If we look into Wikipedia for code refactoring, we are going to see the following:
“Code refactoring is the process of restructuring existing computer code—changing the factoring—without changing its external behavior. Refactoring is intended to improve the design, structure, and/or implementation of the software (its non-functional attributes) while preserving the functionality of the software.”
Why code refactoring?
Why do we care about improving the design, structure, and/or implementation of software? From the project manager’s point of view, the goal is to reduce the cost of support and future development. That is fine, but what makes the regular developer do refactoring?
Refactoring saves a lot of future labor. Here is a very simple example. An inexperienced developer has to add a simple string validation. This string validation is needed in several places (like 20+). Instead of creating a separate method/class and calling it, he just copies the block of code to these places. The validation check works fine and everybody is happy (for the sake of the example we consider that the merge request has passed somehow code review)… Six months later comes an improvement request. The string validation logic should be changed slightly. What our inexperienced developer should do? He should find all the places with the validation and change it according to the new requirement. Does this take more time than if the validation was in one place? Is it possible for the developer to miss a place? Sure.
What is the right thing to be done in this case? When the developer finds a second place where the validation check is needed, he has to refactor his code by extracting a method or class and use it. It is simple but this will save him a lot of searching/replacing and debugging in the future.
Even with that over-simplistic example, we see how little by little the software design can deteriorate.
The other drive for refactoring is that developers love elegant solutions. They love clean design and strive for it. Well-designed systems are often an expression of our deepest desires to create a piece of art software. Sometimes desires are so strong that we over complicate our system designs… but this is another topic of discussion.
In summary, we love to create a piece of art software instead of putting off fires. We want things to be easy for a change and flexible but also robust.
What is software behavior?
There are two main types of software behavior – positive behavior and negative behavior. Under positive behavior, we can put all planned and implemented functionalities that bring business value to the customer. The negative category consists mainly of bugs and other problems preventing extracting that business value.
In this case – is fixing a bug a refactoring? No, because we have a change of behavior. Is optimization, or rearrangement of the UI a refactoring? Also no.
Refactoring itself can lead to these changes but any change that intentionally changes the behavior is not refactoring.
Consider refactoring as a selfish act of a developer who tries to make things easy only for himself and his colleagues without customers notice anything.
Refactoring should not change intentionally any of the expected behavior.
How to do code refactoring?
To explain it in a single article would be madness. A hundred pages book can be written easily about that topic. That is not my goal in this publication. I am going to share with you several of the most important principles (from my point of view) in summary. In future articles, we will discuss each of these principles and their technical realization in detail.

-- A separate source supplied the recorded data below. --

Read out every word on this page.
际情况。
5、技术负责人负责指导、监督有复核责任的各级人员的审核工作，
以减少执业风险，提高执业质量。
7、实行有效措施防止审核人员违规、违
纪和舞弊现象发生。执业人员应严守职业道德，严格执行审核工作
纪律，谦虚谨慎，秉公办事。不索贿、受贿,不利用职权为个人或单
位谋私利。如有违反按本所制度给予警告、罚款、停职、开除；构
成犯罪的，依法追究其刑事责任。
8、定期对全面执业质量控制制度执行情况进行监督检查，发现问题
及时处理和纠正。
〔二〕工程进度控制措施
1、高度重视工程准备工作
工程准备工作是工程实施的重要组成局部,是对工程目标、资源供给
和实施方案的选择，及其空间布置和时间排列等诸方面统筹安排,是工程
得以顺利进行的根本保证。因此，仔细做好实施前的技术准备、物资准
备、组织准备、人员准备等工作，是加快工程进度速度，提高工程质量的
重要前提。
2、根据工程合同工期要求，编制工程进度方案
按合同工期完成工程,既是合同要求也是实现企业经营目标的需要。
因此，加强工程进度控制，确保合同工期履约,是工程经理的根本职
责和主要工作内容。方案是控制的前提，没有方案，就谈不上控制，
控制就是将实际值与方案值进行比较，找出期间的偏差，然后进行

On first place in my list is breaking dependencies. Lack of any abstraction is one of the first steps toward spaghetti code (well cooked). Classes instantiating other classes directly, objects used as global holders (not in the right way), lack of any hierarchy or too deep hierarchy, long “if/switch” statements, lack of separation from external libraries… All of these problems are signs of very tightly coupled design (if any design is even present).
We refactor that mess by introducing tiny abstractions, changing and separating interfaces, inversing dependencies, etc. Technics and principles that we are going to explore in another article.
Single responsibility (fighting code duplication)
A module, class, or method should have only one reason for its existence and should be responsible for only one thing. Imagine a method that extracts data, processes it, formats it, and then sends an email. In a well-designed system, such a method would be split on at least several classes and interfaces.
Most of the time the lack of clear responsibility does not happen overnight. It is a cumulative result of bad practices and laziness over a long period. Once with a single and clear responsibility a method/class/module can grow to something vague and unclear due to lack of discipline in the dev team.
The problem with the responsibilities we solve using “extract class”, “extract method”, “introduce hierarchy” and many others.
Lack of expressiveness
Have you ever tried to read code 20 times and not be able to get the intention behind it? However, the code works perfectly! That is a lack of expressiveness. In most cases, the code intention is not clear because of bad naming, bad formatting, magic strings and numbers, a bad grouping of statements, etc. However, sometimes the lack of expressiveness comes from overengineering and bad design practices. The latter is far more problematic for refactoring.
If the original developer is not present, the lack of expressiveness leads to a long debugging session…
These three categories are the first things I start looking when I am refactoring.
My advice to you is to always start with a holistic approach. Know how the change you’ve introduced (even a small one) will affect other parts of the system. This is extremely valid when you are refactoring badly written legacy systems.